Wetland monitoring for Lake Ontario adaptive management
Background and objectives
Since 1960, the levels and flows of Lake Ontario and the St. Lawrence River have been managed through dams, with a primary emphasis on efficient power generation, shipping, and protection of coastal property. It is recognized that this water regulation has altered the natural cycles of high and low levels that maintain coastal wetlands and other natural coastal systems, and an alternative regulation plan is proposed by the International Joint Commission. We have good predictions about how the new water regulation plan may help maintain coastal wetlands and wildlife but field validation is needed in order to best respond to how the effects of this management play out in the landscape. This project initiates a data collection and analysis system for U.S. wetlands to support this adaptive management program of the International Joint Commission.

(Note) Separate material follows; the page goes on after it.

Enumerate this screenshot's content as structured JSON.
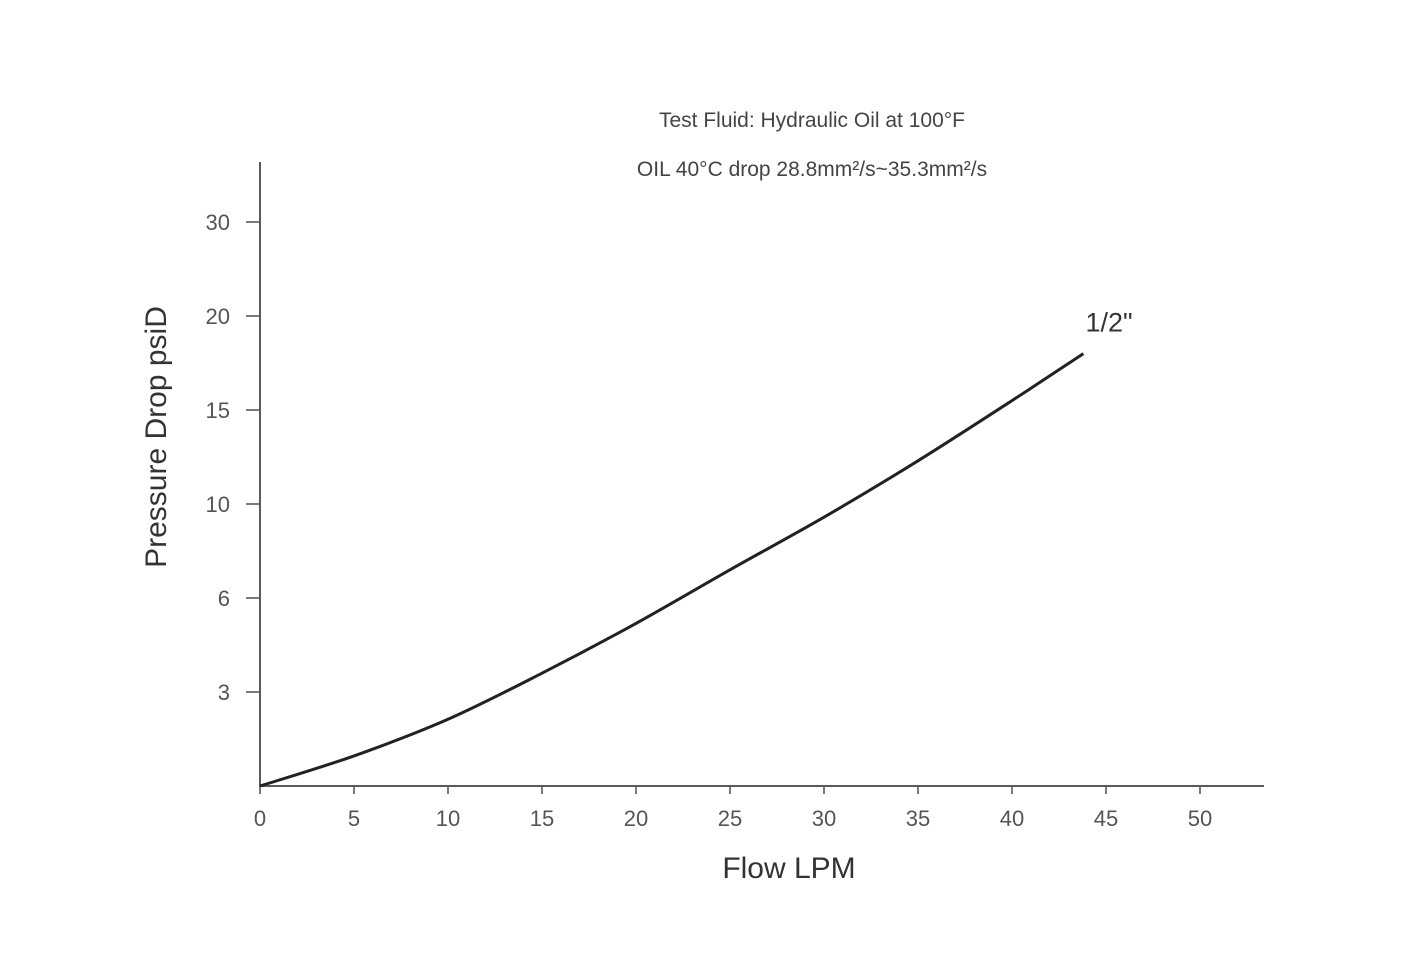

The primary purpose of this project is to report on ecological metrics collected to inform adaptive management for water regulation in Lake Ontario and the St. Lawrence River. We build on other wetland sampling efforts by sampling for important wetland indicators in a manner consistent with efforts in Canada. Our sample sites were 16 randomly-selected wetlands spanning the U.S. side of Lake Ontario and the upper St. Lawrence River. Included in those 16 are four each of the four primary geomorphic type: barrier beach, drowned river-mouth, open embayment, and protected embayment.